Stress polygon that define possible magnitudes of S h and S H at the depth of 4143 m. Dash line represent the stress condition of occurring or do not occurring of induced tensile fracture and dash-dot line represent the required stress condition for forming of breakout with W bo = 46°. Blue point indicates horizontal stresses at the depth 4143 m based on the log-derived stress profile

As shown in Fig. 5, the horizontal stresses derived from the calibrated stress profile at the mentioned depth, fall within the possible range of stresses (see study carried out by Zoback et al. 2003).

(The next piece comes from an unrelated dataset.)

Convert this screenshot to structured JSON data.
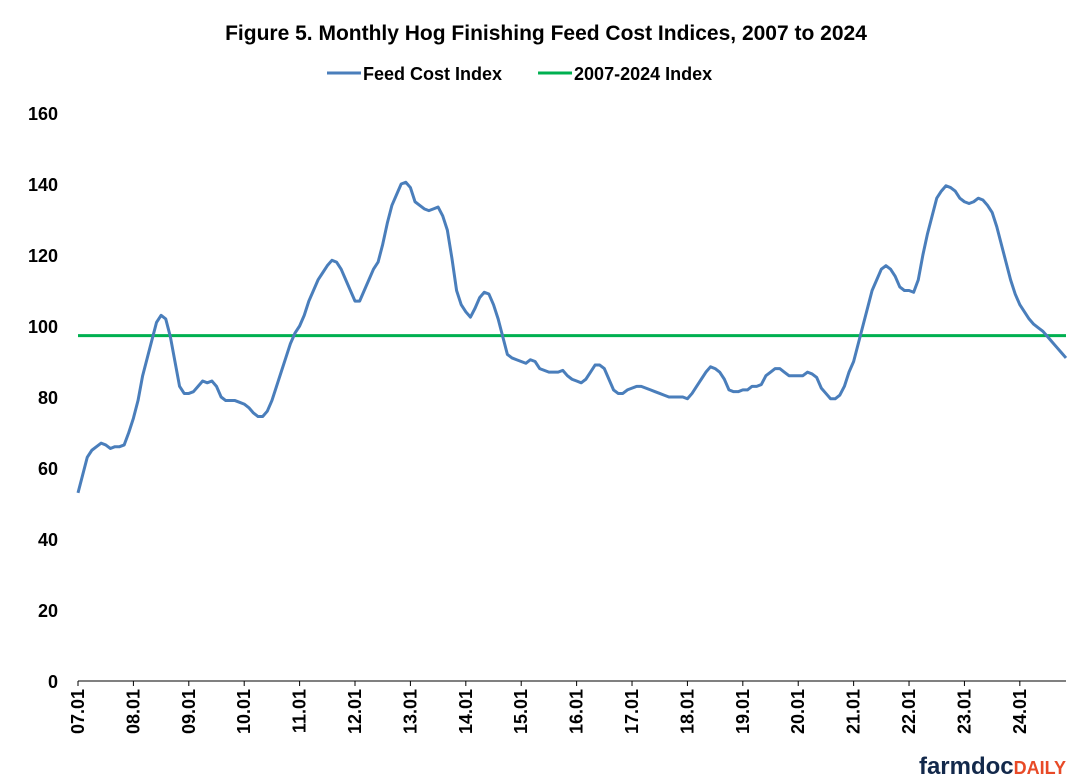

Furthermore, in order to check the accuracy level of the obtained log-derived stress profiles, Eq. (13) was rewritten in the following form to determine the breakout width using the magnitude of the horizontal stresses:

$$\frac{{S_{\text{h}} + S_{\text{H}} - P_{\text{p}} - \Delta P - \sigma^{\Delta T} - {\text{USC}}}}{{2(S_{\text{H}} - S_{\text{h}} )}} = \cos 2\theta .$$
(14)

A comparison between the changes of breakout widths obtained by Eq. 14 and the breakout widths in the FMI images at two different intervals can be seen in Fig. 6.

Fig. 6
figure 6

Compression of calculated (dash line) and observed breakout widths in different depths of the wellbore

As displayed in Fig. 6, there is an acceptable compliance between the calculated and the actual breakout widths that indicates accuracy level of the estimated horizontal stresses.

Conclusions

In this research, a practical strategy for calibration of the log-derived stress profile using failure evidences of the wells was developed. In this strategy, as discussed earlier, the minimum and maximum horizontal stress profiles were determined. In the proposed approach, values of two tectonic strains in horizontal plane (ε x and ε y) used for calibration of log-derived stress profiles are assumed constant in the studied interval and are determined based on stress conditions in the detected failure evidence at the wellbore wall. Therefore, using this strategy, the magnitude of tectonic strain in two directions (ε x and ε y) can be determined, and it is not required to consider one of these parameters equal to zero. Considering the proposed method, the maximum and minimum horizontal stress profiles of a deep oil well in the southwest of Iran were calibrated based on wellbore failure evidences detected at different depths. Comparing the obtained values of horizontal stresses at various depths of the studied interval using this method and other techniques indicates the reliability of the estimated stress profiles. The proposed technique in this study can be used in the other projects with similar conditions.